Universal FSA Emulation by Neural Finite-State Machines

Updated 7 December 2025

Universal FSA Emulation is a method where finite-depth feedforward ReLU and threshold networks simulate any deterministic finite automaton by encoding state transitions for bounded-length inputs.
It employs explicit layerwise constructions, including one-hot and binary encodings with two-layer transition modules, to implement regular language recognition.
The approach demonstrates exponential state compression, latent embeddings of Myhill–Nerode equivalence classes, and a formal expressivity boundary for fixed-depth networks.

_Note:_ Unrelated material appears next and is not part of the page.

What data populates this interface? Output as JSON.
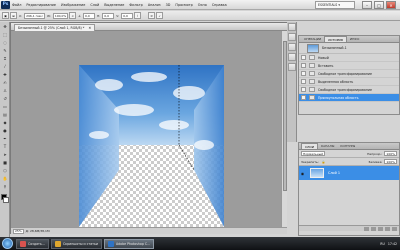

Universal finite-state automaton (FSA) emulation refers to the capacity of certain neural network architectures—specifically, finite-depth feedforward ReLU and threshold networks—to exactly simulate any deterministic finite automaton (DFA) on bounded-length inputs, thus acting as "neural finite-state machines" (N-FSMs). This is achieved through explicit layerwise constructions that encode DFA state transitions in the network’s depth, enabling precise realization of regular languages and delineating a formal expressivity boundary for such networks. The central results formalize layer and parameter requirements, provide state compression strategies, establish embeddings of Myhill–Nerode equivalence classes into continuous latent spaces, and rigorously show that fixed-depth networks cannot recognize non-regular languages (Dhayalkar, 16 May 2025).

1. Definition and Theoretical Framework

A deterministic finite automaton is defined as a 5-tuple $M = (Q, \Sigma, \delta, q_0, F)$ , where $Q$ is a finite set of $n$ states, $\Sigma$ a finite input alphabet of size $k$ , $\delta: Q \times \Sigma \to Q$ the deterministic transition function, $q_0 \in Q$ the initial state, and $F \subseteq Q$ the accepting states. On input $x = s_1 s_2 \cdots s_T \in \Sigma^T$ , the DFA recursively applies $h_t = \delta(h_{t-1}, s_t)$ for $t = 1, \dots, T$ and accepts if $h_T \in F$ .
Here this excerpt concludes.